Oswald de Andrade, em 1924, lança o "Manifesto Antropófago". 
A antropofagia é uma espécie de canibalismo, mas entre os índios brasileiros, somente acontecia quando o inimigo se mostrava forte e digno, sendo uma forma de absorver o que o outro tinha de bom. 
A idéia era absorver o que a literatura estrangeira tinha de bom, deglutindo e devolvendo o resto. Absorvendo o que vinha de melhor, mas não reproduzindo, e sim fazendo uma leitura crítica (com certo humor), dessa forma mantendo um diálogo, uma paródia. 
Sendo o Brasil um país heterogêneo, como pensar em cultura num lugar assim? O Manifesto Antropófago seria uma proposta de vingança e demonstração de força contra o entrangeiro, onde a riqueza do Brasil está na multiplicidade de capacidade de almagamar novas idéias. 
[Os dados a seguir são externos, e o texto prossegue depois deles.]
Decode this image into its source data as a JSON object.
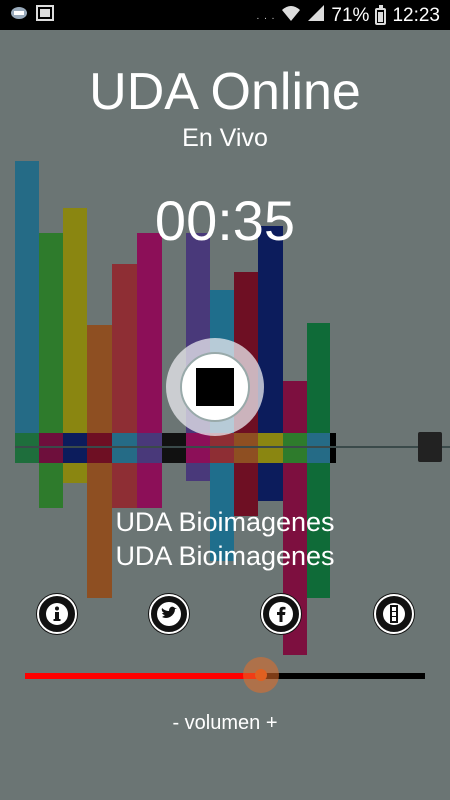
{
  "status_bar": {
    "battery": "71%",
    "time": "12:23"
  },
  "player": {
    "app_title": "UDA Online",
    "subtitle": "En Vivo",
    "elapsed": "00:35",
    "track_line1": "UDA Bioimagenes",
    "track_line2": "UDA Bioimagenes",
    "state": "playing"
  },
  "social": [
    {
      "name": "info-button",
      "icon": "info-icon"
    },
    {
      "name": "twitter-button",
      "icon": "twitter-icon"
    },
    {
      "name": "facebook-button",
      "icon": "facebook-icon"
    },
    {
      "name": "more-button",
      "icon": "more-icon"
    }
  ],
  "volume": {
    "label": "- volumen +",
    "level": 0.59
  },
  "colors": {
    "background": "#6b7574",
    "volume_fill": "#ff0000",
    "volume_track": "#000000",
    "volume_thumb": "#e06020"
  }
}
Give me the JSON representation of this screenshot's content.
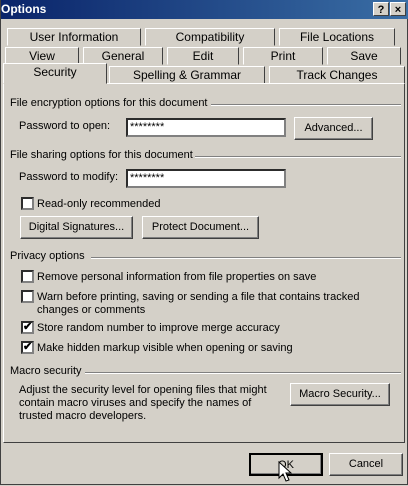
{
  "window": {
    "title": "Options",
    "help_glyph": "?",
    "close_glyph": "×"
  },
  "tabs": {
    "row1": [
      "User Information",
      "Compatibility",
      "File Locations"
    ],
    "row2": [
      "View",
      "General",
      "Edit",
      "Print",
      "Save"
    ],
    "row3": [
      "Security",
      "Spelling & Grammar",
      "Track Changes"
    ],
    "active": "Security"
  },
  "encryption": {
    "title": "File encryption options for this document",
    "password_label": "Password to open:",
    "password_value": "********",
    "advanced_label": "Advanced..."
  },
  "sharing": {
    "title": "File sharing options for this document",
    "password_label": "Password to modify:",
    "password_value": "********",
    "readonly_label": "Read-only recommended",
    "readonly_checked": false,
    "digital_sig_label": "Digital Signatures...",
    "protect_label": "Protect Document..."
  },
  "privacy": {
    "title": "Privacy options",
    "items": [
      {
        "label": "Remove personal information from file properties on save",
        "checked": false
      },
      {
        "label": "Warn before printing, saving or sending a file that contains tracked",
        "label2": "changes or comments",
        "checked": false
      },
      {
        "label": "Store random number to improve merge accuracy",
        "checked": true
      },
      {
        "label": "Make hidden markup visible when opening or saving",
        "checked": true
      }
    ]
  },
  "macro": {
    "title": "Macro security",
    "description_lines": [
      "Adjust the security level for opening files that might",
      "contain macro viruses and specify the names of",
      "trusted macro developers."
    ],
    "button_label": "Macro Security..."
  },
  "footer": {
    "ok_label": "OK",
    "cancel_label": "Cancel"
  },
  "check_glyph": "✔"
}
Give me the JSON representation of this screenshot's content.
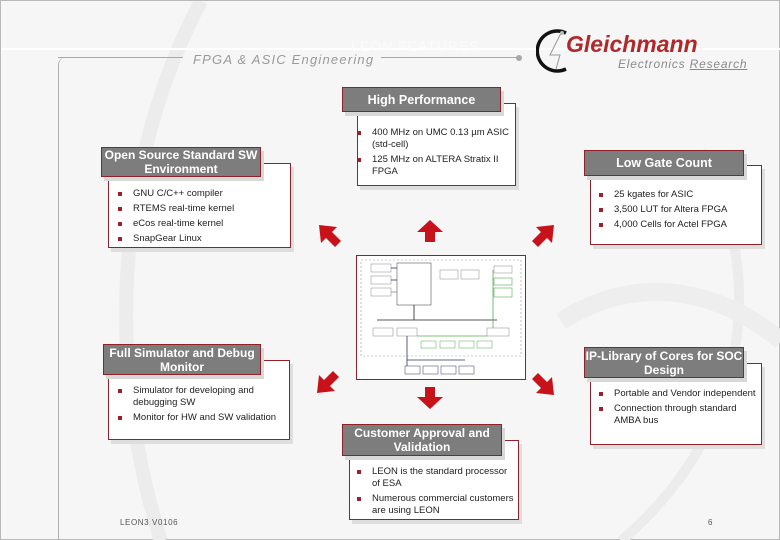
{
  "header": {
    "faint_title": "LEON FEATURES",
    "subtitle": "FPGA & ASIC Engineering"
  },
  "logo": {
    "brand": "Gleichmann",
    "sub_prefix": "Electronics ",
    "sub_highlight": "Research"
  },
  "boxes": {
    "high_performance": {
      "title": "High Performance",
      "items": [
        "400 MHz on UMC 0.13 µm ASIC (std-cell)",
        "125 MHz on ALTERA Stratix II FPGA"
      ]
    },
    "open_source": {
      "title": "Open Source Standard SW Environment",
      "items": [
        "GNU C/C++ compiler",
        "RTEMS real-time kernel",
        "eCos real-time kernel",
        "SnapGear Linux"
      ]
    },
    "low_gate": {
      "title": "Low Gate Count",
      "items": [
        "25 kgates for ASIC",
        "3,500 LUT for Altera FPGA",
        "4,000 Cells for Actel FPGA"
      ]
    },
    "simulator": {
      "title": "Full Simulator and Debug Monitor",
      "items": [
        "Simulator for developing and debugging SW",
        "Monitor for HW and SW validation"
      ]
    },
    "ip_library": {
      "title": "IP-Library of Cores for SOC Design",
      "items": [
        "Portable and Vendor independent",
        "Connection through standard AMBA bus"
      ]
    },
    "customer": {
      "title": "Customer Approval and Validation",
      "items": [
        "LEON is the standard processor of ESA",
        "Numerous commercial customers are using LEON"
      ]
    }
  },
  "footer": {
    "left": "LEON3 V0106",
    "page": "6"
  },
  "colors": {
    "accent": "#a0202a",
    "title_bar": "#7d7d7d",
    "border": "#8e2228"
  }
}
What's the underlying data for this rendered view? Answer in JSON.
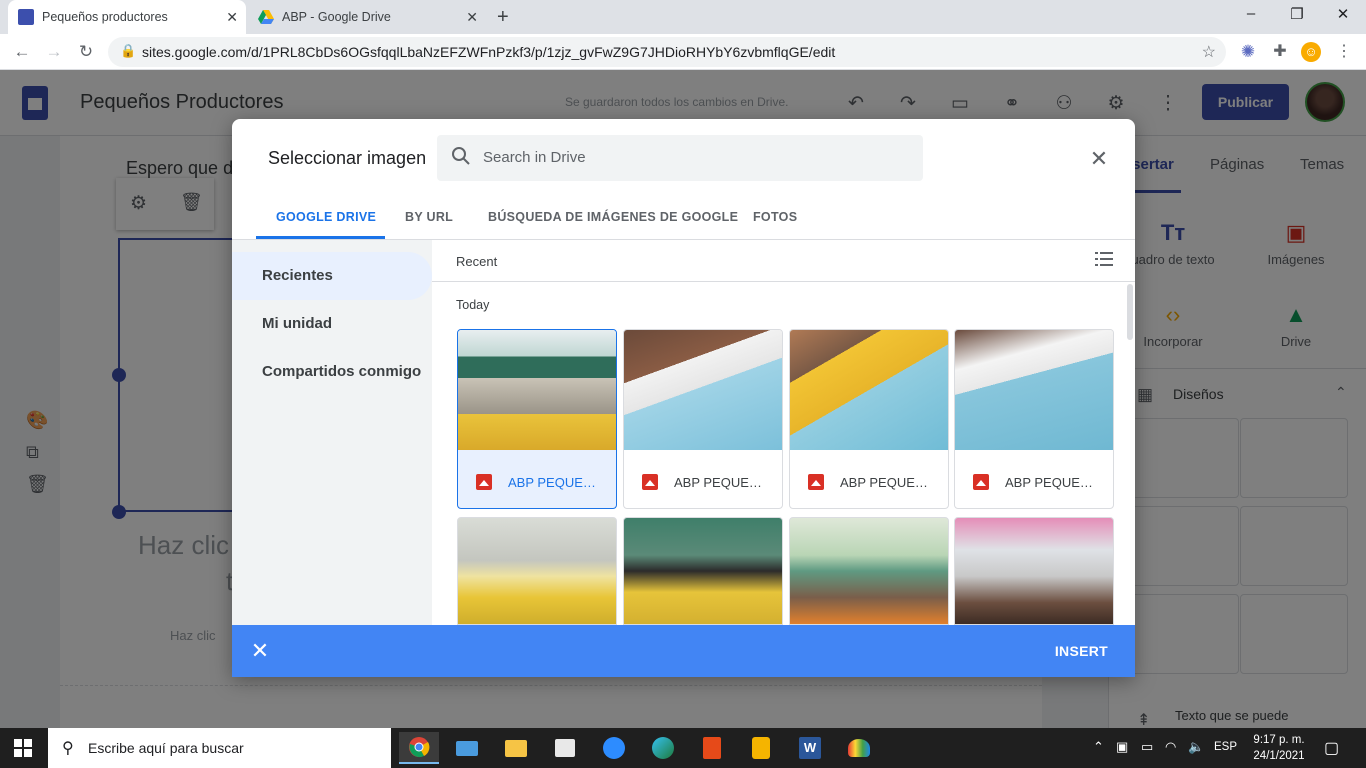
{
  "browser": {
    "tabs": [
      {
        "title": "Pequeños productores",
        "active": true
      },
      {
        "title": "ABP - Google Drive",
        "active": false
      }
    ],
    "url": "sites.google.com/d/1PRL8CbDs6OGsfqqlLbaNzEFZWFnPzkf3/p/1zjz_gvFwZ9G7JHDioRHYbY6zvbmflqGE/edit"
  },
  "sites_header": {
    "title": "Pequeños Productores",
    "save_status": "Se guardaron todos los cambios en Drive.",
    "publish_label": "Publicar"
  },
  "page_bg": {
    "heading_fragment": "Espero que d",
    "click_prompt": "Haz clic p",
    "click_prompt_2": "t",
    "click_small": "Haz clic"
  },
  "right_panel": {
    "tabs": [
      "nsertar",
      "Páginas",
      "Temas"
    ],
    "items": [
      {
        "label": "uadro de texto",
        "icon": "text-box-icon"
      },
      {
        "label": "Imágenes",
        "icon": "image-icon"
      },
      {
        "label": "Incorporar",
        "icon": "embed-icon"
      },
      {
        "label": "Drive",
        "icon": "drive-icon"
      }
    ],
    "designs_label": "Diseños",
    "bottom_text": "Texto que se puede"
  },
  "dialog": {
    "title": "Seleccionar imagen",
    "search_placeholder": "Search in Drive",
    "tabs": [
      "GOOGLE DRIVE",
      "BY URL",
      "BÚSQUEDA DE IMÁGENES DE GOOGLE",
      "FOTOS"
    ],
    "active_tab": 0,
    "nav": [
      "Recientes",
      "Mi unidad",
      "Compartidos conmigo"
    ],
    "active_nav": 0,
    "recent_label": "Recent",
    "section_label": "Today",
    "files": [
      {
        "name": "ABP PEQUEÑ...",
        "selected": true
      },
      {
        "name": "ABP PEQUEÑ...",
        "selected": false
      },
      {
        "name": "ABP PEQUEÑ...",
        "selected": false
      },
      {
        "name": "ABP PEQUEÑ...",
        "selected": false
      }
    ],
    "insert_label": "INSERT"
  },
  "taskbar": {
    "search_placeholder": "Escribe aquí para buscar",
    "language": "ESP",
    "time": "9:17 p. m.",
    "date": "24/1/2021"
  }
}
Em "Macunaíma - O herói sem nenhum caráter", de Mário de Andrade, a idéia de antropofagia está presente como força; já o Tropicalismo devora todos os estilos musicais com algo primitivo (nosso). 
Toda vez que o brasileiro investe em algo estrangeiro com o primitivo como criação, pode-se acreditar que é antropófago.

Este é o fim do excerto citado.